Setelah dirawat beberapa hari, kondisi Khoiri--ayah Kiya--sudah jauh lebih baik dari pertama kali dibawa ke rumah sakit. Segala syukur tak henti diucapkan Rina sejak dokter keluar dan mengatakan bahwa suaminya telah sadar dengan kondisi tubuh yang mulai stabil. Berita bahagia itu langsung ia sampaikan pada sang anak yang tentu saja menanti kabar ini.

"Assalamualaikum, Ayah, Bunda."

Rina yang sedang mengupas buah untuk suaminya menoleh dan tersenyum. "Waalaikumussalam warahmatullah," ucapnya kompak dengan sang suami.

Kiya langsung saja berhambur ke pelukan sang ayah, superhero, juga cinta pertamanya. "Ayah, Kiya rindu."

Khoiri menepuk pundak Kiya untuk menenangkan putrinya yang menangis, matanya menatap Rina sejenak yang tersenyum hingga lengkungan itu menular padanya. "Cup ... cup ... cup ... udah-udah, ayah baik-baik aja, Ki. Tenang, ya."

"Kenapa ayah tidurnya lama banget? Kiya sama bunda, kan kangen banget sama ayah."

"Maafin ayah, ya. Ayah capek, makanya ayah tidurnya lama. Sekarang ayah udah jauh lebih sehat."

Khoiri mengurai pelukan dan menghapus air mata Kiya sembari terkekeh geli. "Udah mau nikah, tapi masih cengeng, hm?"

Mata Kiya membulat kaget, menatap satu presensi yang ia yakini menjadi alasan ayahnya tau. Siapa lagi tersangkanya jika bukan Rina yang hanya menampilkan senyum lebarnya.

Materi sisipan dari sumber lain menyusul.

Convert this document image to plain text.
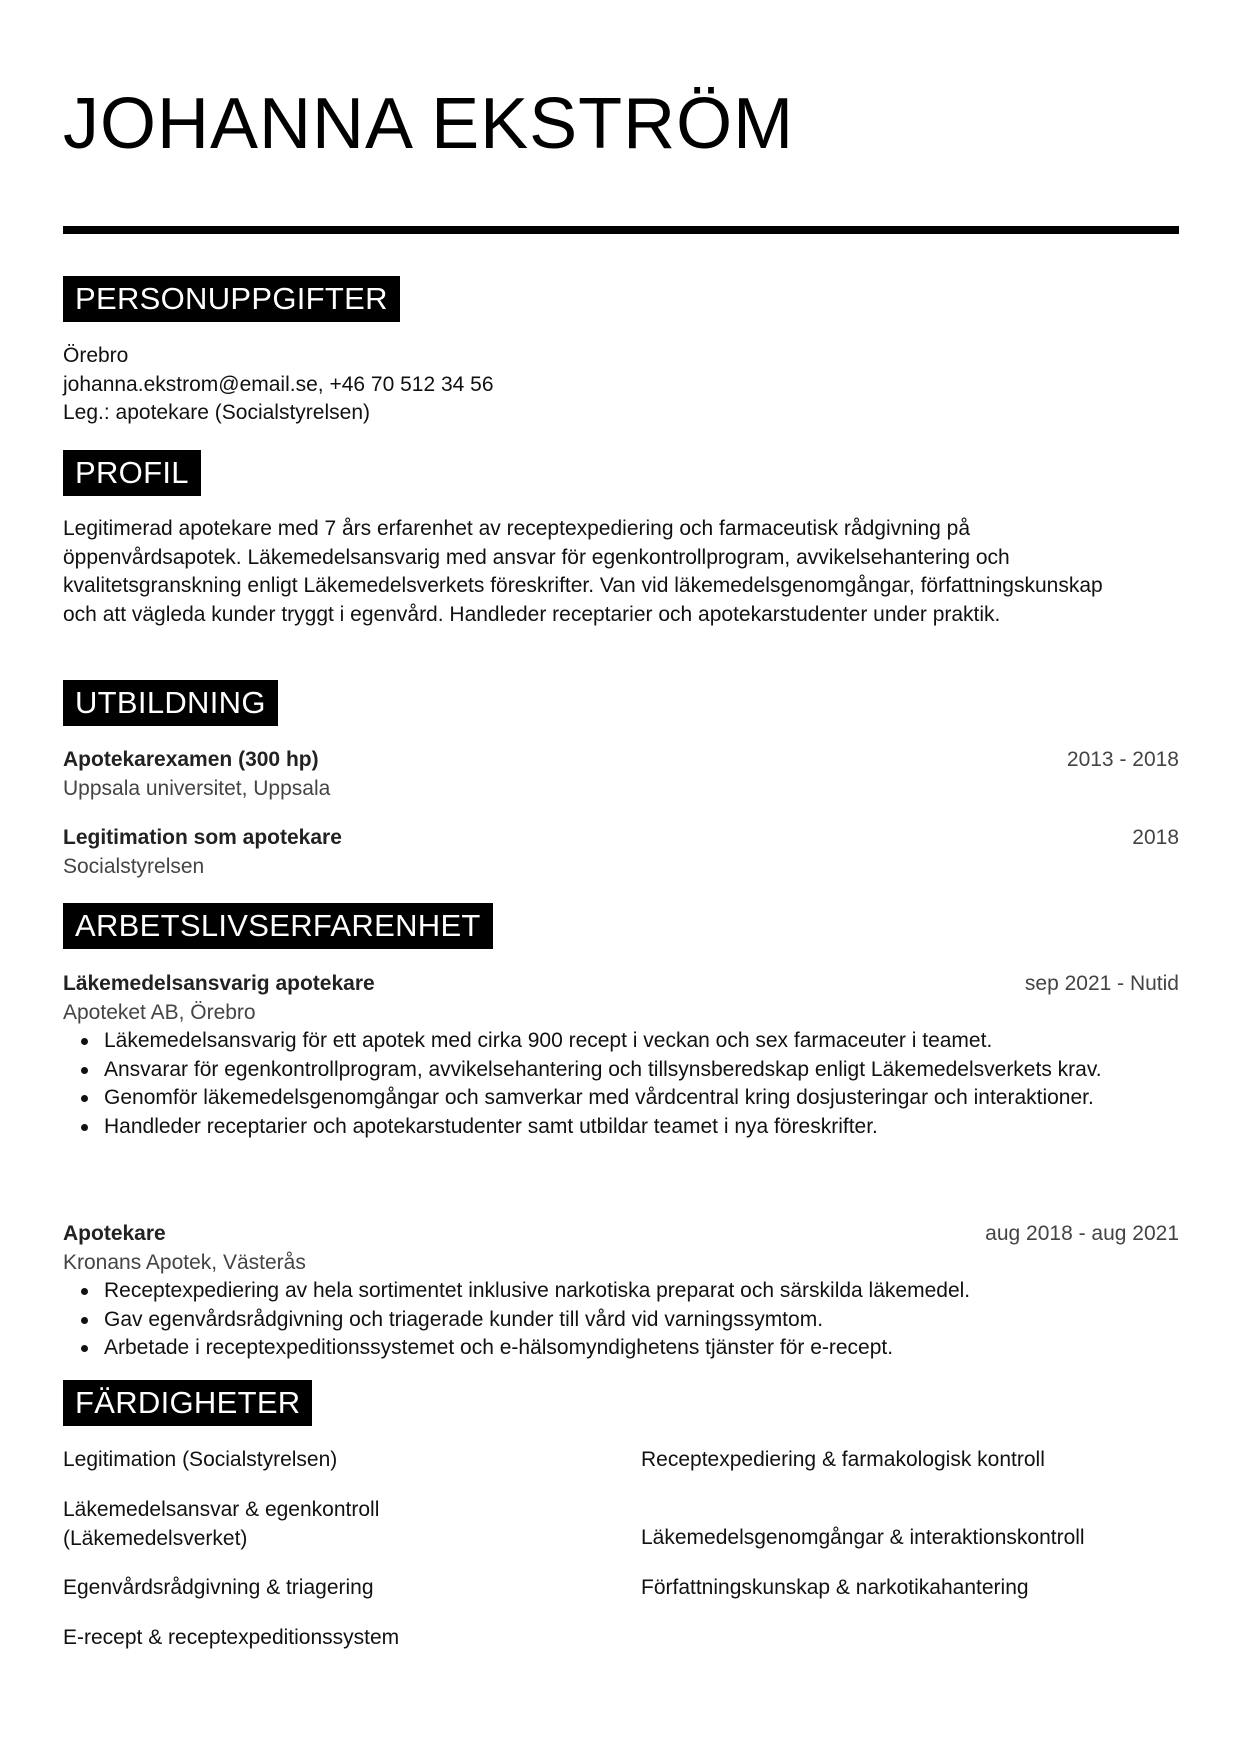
JOHANNA EKSTRÖM
PERSONUPPGIFTER

Örebro

johanna.ekstrom@email.se, +46 70 512 34 56

Leg.: apotekare (Socialstyrelsen)

PROFIL

Legitimerad apotekare med 7 års erfarenhet av receptexpediering och farmaceutisk rådgivning på öppenvårdsapotek. Läkemedelsansvarig med ansvar för egenkontrollprogram, avvikelsehantering och kvalitetsgranskning enligt Läkemedelsverkets föreskrifter. Van vid läkemedelsgenomgångar, författningskunskap och att vägleda kunder tryggt i egenvård. Handleder receptarier och apotekarstudenter under praktik.

UTBILDNING
Apotekarexamen (300 hp)	2013 - 2018
Uppsala universitet, Uppsala
Legitimation som apotekare	2018
Socialstyrelsen
ARBETSLIVSERFARENHET
Läkemedelsansvarig apotekare	sep 2021 - Nutid
Apoteket AB, Örebro
Läkemedelsansvarig för ett apotek med cirka 900 recept i veckan och sex farmaceuter i teamet.
Ansvarar för egenkontrollprogram, avvikelsehantering och tillsynsberedskap enligt Läkemedelsverkets krav.
Genomför läkemedelsgenomgångar och samverkar med vårdcentral kring dosjusteringar och interaktioner.
Handleder receptarier och apotekarstudenter samt utbildar teamet i nya föreskrifter.
Apotekare	aug 2018 - aug 2021
Kronans Apotek, Västerås
Receptexpediering av hela sortimentet inklusive narkotiska preparat och särskilda läkemedel.
Gav egenvårdsrådgivning och triagerade kunder till vård vid varningssymtom.
Arbetade i receptexpeditionssystemet och e-hälsomyndighetens tjänster för e-recept.
FÄRDIGHETER
Legitimation (Socialstyrelsen)	Receptexpediering & farmakologisk kontroll
Läkemedelsansvar & egenkontroll (Läkemedelsverket)	Läkemedelsgenomgångar & interaktionskontroll
Egenvårdsrådgivning & triagering	Författningskunskap & narkotikahantering
E-recept & receptexpeditionssystem
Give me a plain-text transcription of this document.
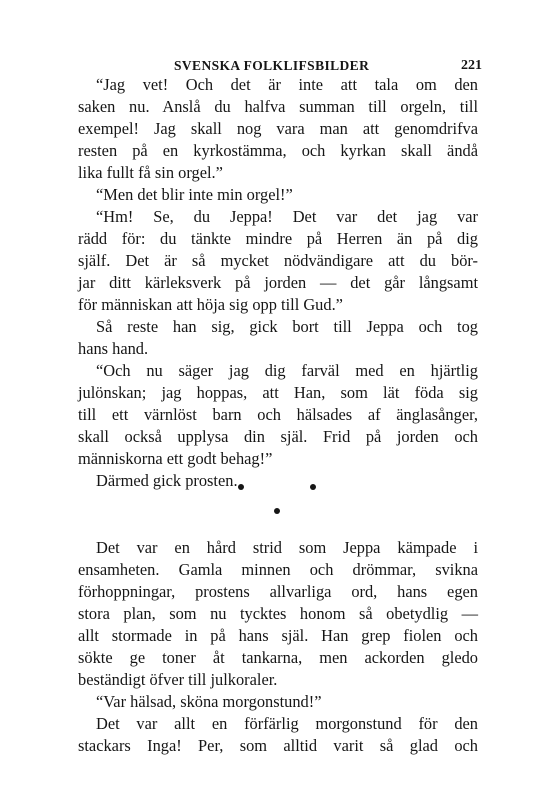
SVENSKA FOLKLIFSBILDER	221
“Jag vet! Och det är inte att tala om den
saken nu. Anslå du halfva summan till orgeln, till
exempel! Jag skall nog vara man att genomdrifva
resten på en kyrkostämma, och kyrkan skall ändå
lika fullt få sin orgel.”
“Men det blir inte min orgel!”
“Hm! Se, du Jeppa! Det var det jag var
rädd för: du tänkte mindre på Herren än på dig
själf. Det är så mycket nödvändigare att du bör-
jar ditt kärleksverk på jorden — det går långsamt
för människan att höja sig opp till Gud.”
Så reste han sig, gick bort till Jeppa och tog
hans hand.
“Och nu säger jag dig farväl med en hjärtlig
julönskan; jag hoppas, att Han, som lät föda sig
till ett värnlöst barn och hälsades af änglasånger,
skall också upplysa din själ. Frid på jorden och
människorna ett godt behag!”
Därmed gick prosten.
Det var en hård strid som Jeppa kämpade i
ensamheten. Gamla minnen och drömmar, svikna
förhoppningar, prostens allvarliga ord, hans egen
stora plan, som nu tycktes honom så obetydlig —
allt stormade in på hans själ. Han grep fiolen och
sökte ge toner åt tankarna, men ackorden gledo
beständigt öfver till julkoraler.
“Var hälsad, sköna morgonstund!”
Det var allt en förfärlig morgonstund för den
stackars Inga! Per, som alltid varit så glad och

"Bundaaaa," rengeknya dengan bibir cemberut. Padahal dia sudah dibuat pusing dengan kata yang harus dirangkai tepat untuk menyampaikan berita itu pada ayahnya, tapi siapa sangka sang ibu tercinta mendahuluinya.

"Kapan calon kamu ke sini, Ki?"

Kiya dibuat bungkam dengan pertanyaan itu. Harus jawab bagaimana coba dirinya?

"Sebenarnya Kiya belum kasih tau kalau Ayah sudah sadar, jadi Fa-em ... Mas Fathur belum tau kondisi ayah sekarang," ucap Kiya kikuk saat memberi embel-embel Mas.

"Oh, begitu." Khoiri mengangguk sebelum menerima suapan lagi dari istrinya.
.

.

.

Kedatangan tamu tak terduga yang ditunggu oleh ayah Kiya itu membuat terkejut penghuni satu ruangan. Baik Khori sendiri maupun Kiya. Bagaimana bisa Fathur datang padahal tidak ada yang memberi tau? Dan parahnya lagi, orang tua Fathur juga datang. What the ...?!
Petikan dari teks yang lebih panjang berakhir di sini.